Julius Maada Bio vient de gagner les élections en Sierra Leone devant le candidat du parti au pouvoir. Vous avez été impliqué dans les négociations de paix dans ce pays confronté à la guerre dans les années 1996. Récemment, vous l’avez accompagné chez le président Henri Konan Bédié à Daoukro avant la campagne électorale. Etes-vous surpris par sa victoire ?
Je ne suis pas trop surpris par sa victoire. Il était possible qu’il gagne les élections. Julius Maada Bio est venu me voir pour que nous allions rencontrer le président Henri Konan Bédié à Daoukro. Pour quelle raison ? C’est simple. Parce que la Côte d’Ivoire a été mêlée à la résolution de la guerre civile sierra léonaise à travers Maada Bio.
Comment cela s’est-il déroulé ?
Maada Bio a fait un coup d’Etat à l’époque contre Valentine Strasser pour lutter contre la politique tracée par les précédents présidents. Cette politique consistait à sous louer la lutte contre la rébellion à une société privée britannique apellée « Executive outcom » qui avait créé une milice composée d’anciens soldats sud-africains. Cette milice qui avait un équipement sophistiqué, était chargée de régler les situations critiques en Afrique. Cette société avait créé une base en Sierra leone pour combattre la rébellion de Foday Sankoh. Après le putsch opéré par Strasser, au cours d’un conseil du haut commandement militaire, Maada Bio a soutenu qu’il fallait négocier avec la rébellion pour trouver une solution.

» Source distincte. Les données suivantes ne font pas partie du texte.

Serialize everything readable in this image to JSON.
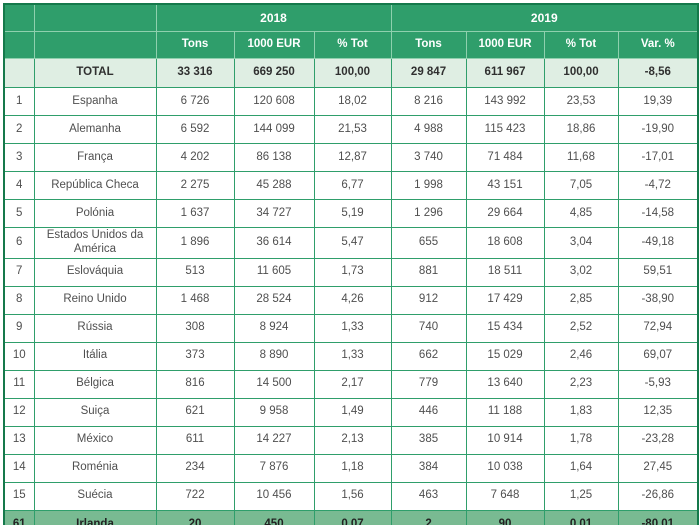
{
  "colors": {
    "header_green": "#2f9e6b",
    "header_divider": "#8fd0ae",
    "body_border": "#2f9e6b",
    "outer_border": "#15794b",
    "total_row_bg": "#dfeee3",
    "highlight_row_bg": "#79ba92",
    "header_text": "#ffffff",
    "body_text": "#4f4f4f"
  },
  "chart_data": {
    "type": "table",
    "column_groups": [
      "2018",
      "2019"
    ],
    "sub_headers": [
      "Tons",
      "1000 EUR",
      "% Tot",
      "Tons",
      "1000 EUR",
      "% Tot",
      "Var. %"
    ],
    "rows": [
      {
        "style": "total",
        "rank": "",
        "country": "TOTAL",
        "values": [
          "33 316",
          "669 250",
          "100,00",
          "29 847",
          "611 967",
          "100,00",
          "-8,56"
        ]
      },
      {
        "style": "normal",
        "rank": "1",
        "country": "Espanha",
        "values": [
          "6 726",
          "120 608",
          "18,02",
          "8 216",
          "143 992",
          "23,53",
          "19,39"
        ]
      },
      {
        "style": "normal",
        "rank": "2",
        "country": "Alemanha",
        "values": [
          "6 592",
          "144 099",
          "21,53",
          "4 988",
          "115 423",
          "18,86",
          "-19,90"
        ]
      },
      {
        "style": "normal",
        "rank": "3",
        "country": "França",
        "values": [
          "4 202",
          "86 138",
          "12,87",
          "3 740",
          "71 484",
          "11,68",
          "-17,01"
        ]
      },
      {
        "style": "normal",
        "rank": "4",
        "country": "República Checa",
        "values": [
          "2 275",
          "45 288",
          "6,77",
          "1 998",
          "43 151",
          "7,05",
          "-4,72"
        ]
      },
      {
        "style": "normal",
        "rank": "5",
        "country": "Polónia",
        "values": [
          "1 637",
          "34 727",
          "5,19",
          "1 296",
          "29 664",
          "4,85",
          "-14,58"
        ]
      },
      {
        "style": "normal",
        "rank": "6",
        "country": "Estados Unidos da América",
        "values": [
          "1 896",
          "36 614",
          "5,47",
          "655",
          "18 608",
          "3,04",
          "-49,18"
        ]
      },
      {
        "style": "normal",
        "rank": "7",
        "country": "Eslováquia",
        "values": [
          "513",
          "11 605",
          "1,73",
          "881",
          "18 511",
          "3,02",
          "59,51"
        ]
      },
      {
        "style": "normal",
        "rank": "8",
        "country": "Reino Unido",
        "values": [
          "1 468",
          "28 524",
          "4,26",
          "912",
          "17 429",
          "2,85",
          "-38,90"
        ]
      },
      {
        "style": "normal",
        "rank": "9",
        "country": "Rússia",
        "values": [
          "308",
          "8 924",
          "1,33",
          "740",
          "15 434",
          "2,52",
          "72,94"
        ]
      },
      {
        "style": "normal",
        "rank": "10",
        "country": "Itália",
        "values": [
          "373",
          "8 890",
          "1,33",
          "662",
          "15 029",
          "2,46",
          "69,07"
        ]
      },
      {
        "style": "normal",
        "rank": "11",
        "country": "Bélgica",
        "values": [
          "816",
          "14 500",
          "2,17",
          "779",
          "13 640",
          "2,23",
          "-5,93"
        ]
      },
      {
        "style": "normal",
        "rank": "12",
        "country": "Suiça",
        "values": [
          "621",
          "9 958",
          "1,49",
          "446",
          "11 188",
          "1,83",
          "12,35"
        ]
      },
      {
        "style": "normal",
        "rank": "13",
        "country": "México",
        "values": [
          "611",
          "14 227",
          "2,13",
          "385",
          "10 914",
          "1,78",
          "-23,28"
        ]
      },
      {
        "style": "normal",
        "rank": "14",
        "country": "Roménia",
        "values": [
          "234",
          "7 876",
          "1,18",
          "384",
          "10 038",
          "1,64",
          "27,45"
        ]
      },
      {
        "style": "normal",
        "rank": "15",
        "country": "Suécia",
        "values": [
          "722",
          "10 456",
          "1,56",
          "463",
          "7 648",
          "1,25",
          "-26,86"
        ]
      },
      {
        "style": "highlight",
        "rank": "61",
        "country": "Irlanda",
        "values": [
          "20",
          "450",
          "0,07",
          "2",
          "90",
          "0,01",
          "-80,01"
        ]
      }
    ]
  }
}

Mais, ses frères d’armes n’étaient pas d’accord avec cette position parce qu’à travers l’attribution de la lutte contre le RUF de Foday Sankoh à une milice, les militaires recevaient d’importants revenus financiers. Maada Bio tenait absolument à la négociation avec la rébellion rejetée par les membres de la junte militaire. Devant l’entêtement de ses frères d’arme, il a fini par faire un coup d’Etat contre Valentine Strasser. Une semaine après son coup de force, il est allé voir le président ghanéen, John Rawlings pour lui suggérer la négociation avec Foday Sankoh. Rawlings lui a donné raison et lui a conseillé de s’adresser à la Côte d’Ivoire qui avait un appareil diplomatique très rodé dans les négociations.
Pourquoi ce choix de la Côte d’Ivoire qui n’entretenait pas de liens particuliers avec la Sierra leone ?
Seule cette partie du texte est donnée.